Bitcoin mania is passing just like the flu season

I've generally avoided blogging about Bitcoin or other cryptocurrencies (with one exception). To be honest, I've been waiting for the whole Ponzi house of cards to collapse. However, notwithstanding my bearish views on Bitcoin, I have been following the development of cryptocurrencies as they make their way through the hype cycle, so I couldn't help but notice this article by Frank Chung on last week:
Bitcoin's wild price rise and subsequent crash has been likened to the spread of an infectious disease which peters out as more people become “immune”, just like flu season.
Analysts at investment bank Barclays developed a pricing model for the cryptocurrency based on epidemiology — the study of the spread of disease through populations — which divides the pool of potential investors into three groups, “susceptible”, “infected” and “immune”.
“Like infection, transmission — especially to those with ‘fear of missing out’ — is by word-of-mouth, via blogs, news reports and personal anecdotes,” Barclays analyst Joseph Abate said in a client note on Tuesday, Bloomberg reported.
“However, once full adoption is approached, the price decline is sustained and rapid.
“As more of the population become asset holders, the share of the population available to become new buyers — the potential ‘host’ population — falls, while the share of the population that are potential sellers (‘recoveries’) increases.
“Eventually, this leads to a plateauing of prices, and progressively, as random shocks to the larger supply population push up the ratio of sellers to buyers, prices begin to fall.

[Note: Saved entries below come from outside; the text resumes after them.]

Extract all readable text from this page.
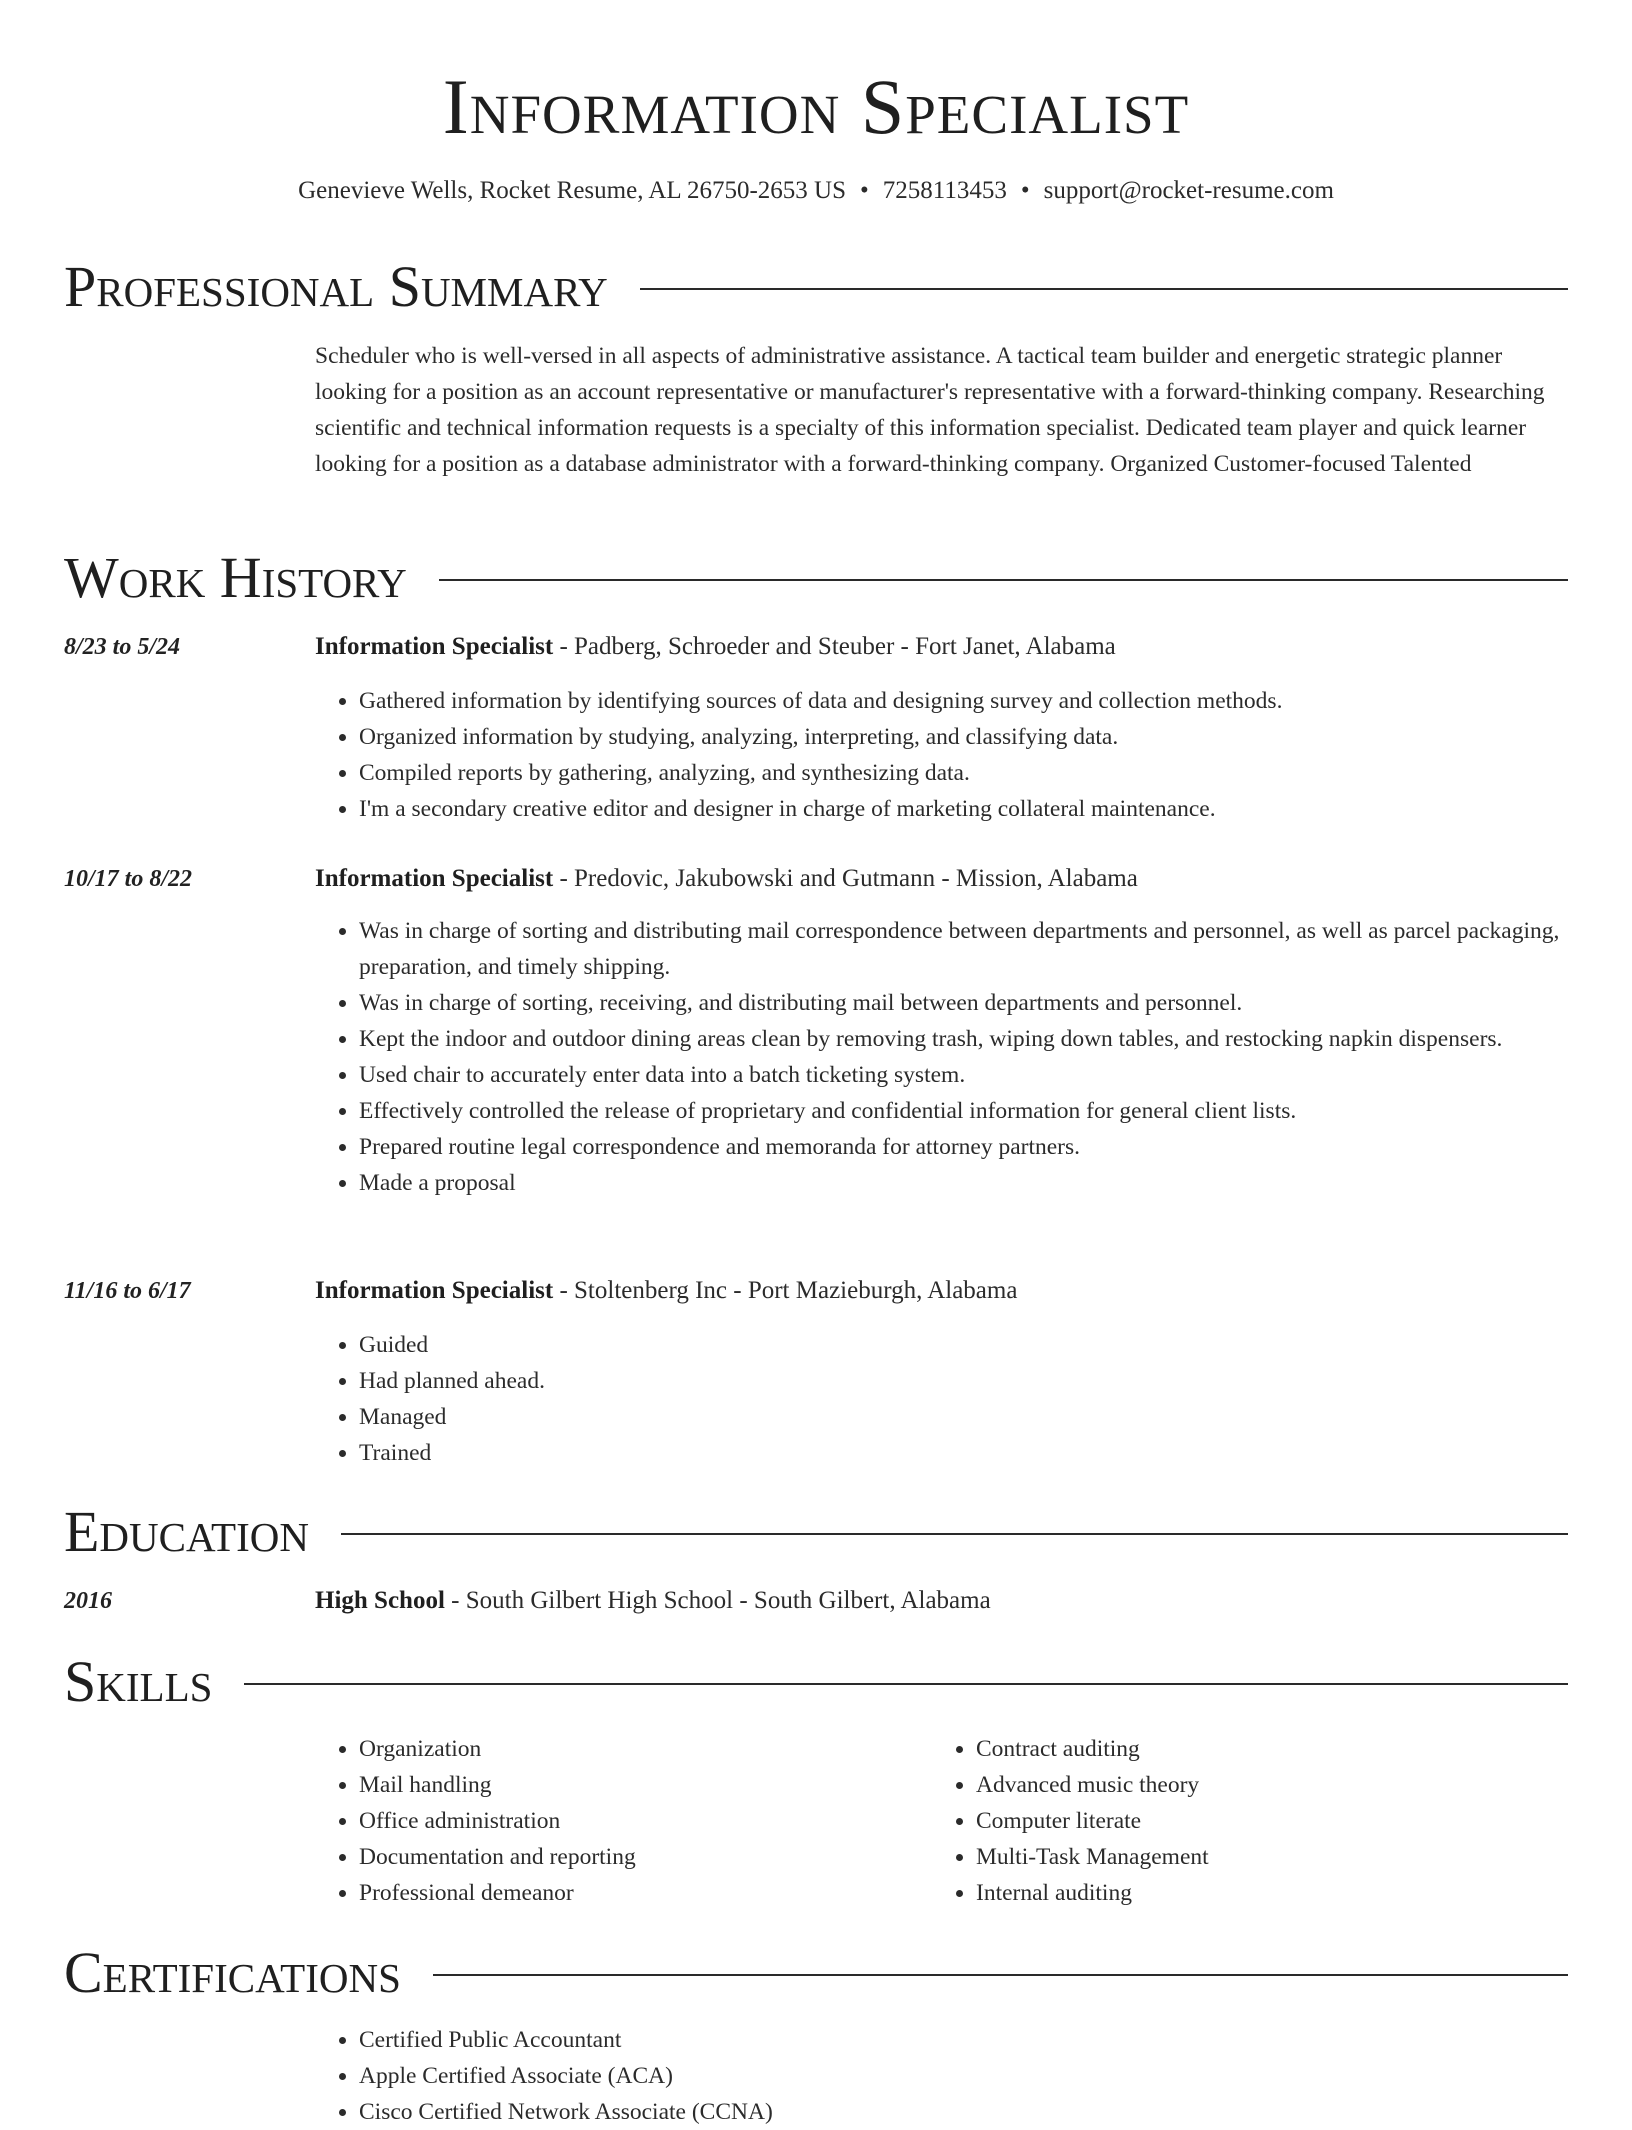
Information Specialist
Genevieve Wells, Rocket Resume, AL 26750-2653 US • 7258113453 • support@rocket-resume.com
Professional Summary
Scheduler who is well-versed in all aspects of administrative assistance. A tactical team builder and energetic strategic planner looking for a position as an account representative or manufacturer's representative with a forward-thinking company. Researching scientific and technical information requests is a specialty of this information specialist. Dedicated team player and quick learner looking for a position as a database administrator with a forward-thinking company. Organized Customer-focused Talented
Work History
8/23 to 5/24	Information Specialist - Padberg, Schroeder and Steuber - Fort Janet, Alabama
• Gathered information by identifying sources of data and designing survey and collection methods.
• Organized information by studying, analyzing, interpreting, and classifying data.
• Compiled reports by gathering, analyzing, and synthesizing data.
• I'm a secondary creative editor and designer in charge of marketing collateral maintenance.
10/17 to 8/22	Information Specialist - Predovic, Jakubowski and Gutmann - Mission, Alabama
• Was in charge of sorting and distributing mail correspondence between departments and personnel, as well as parcel packaging, preparation, and timely shipping.
• Was in charge of sorting, receiving, and distributing mail between departments and personnel.
• Kept the indoor and outdoor dining areas clean by removing trash, wiping down tables, and restocking napkin dispensers.
• Used chair to accurately enter data into a batch ticketing system.
• Effectively controlled the release of proprietary and confidential information for general client lists.
• Prepared routine legal correspondence and memoranda for attorney partners.
• Made a proposal
11/16 to 6/17	Information Specialist - Stoltenberg Inc - Port Mazieburgh, Alabama
• Guided
• Had planned ahead.
• Managed
• Trained
Education
2016	High School - South Gilbert High School - South Gilbert, Alabama
Skills
• Organization
• Mail handling
• Office administration
• Documentation and reporting
• Professional demeanor
• Contract auditing
• Advanced music theory
• Computer literate
• Multi-Task Management
• Internal auditing
Certifications
• Certified Public Accountant
• Apple Certified Associate (ACA)
• Cisco Certified Network Associate (CCNA)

That induces speculative selling pressure as price declines are projected forward exponentially.
“This occurs with infectious diseases when the immunity threshold is reached, [that is], the point at which a sufficient portion of the population becomes immune such that there are no more secondary infections.”
I hadn't thought about the rise of Bitcoin as being like the short epidemic of SARS or bird flu, but having seen it in print, it does make a lot of sense. Of course, being infected by Bitcoin hasn't proved fatal for investors. Yet.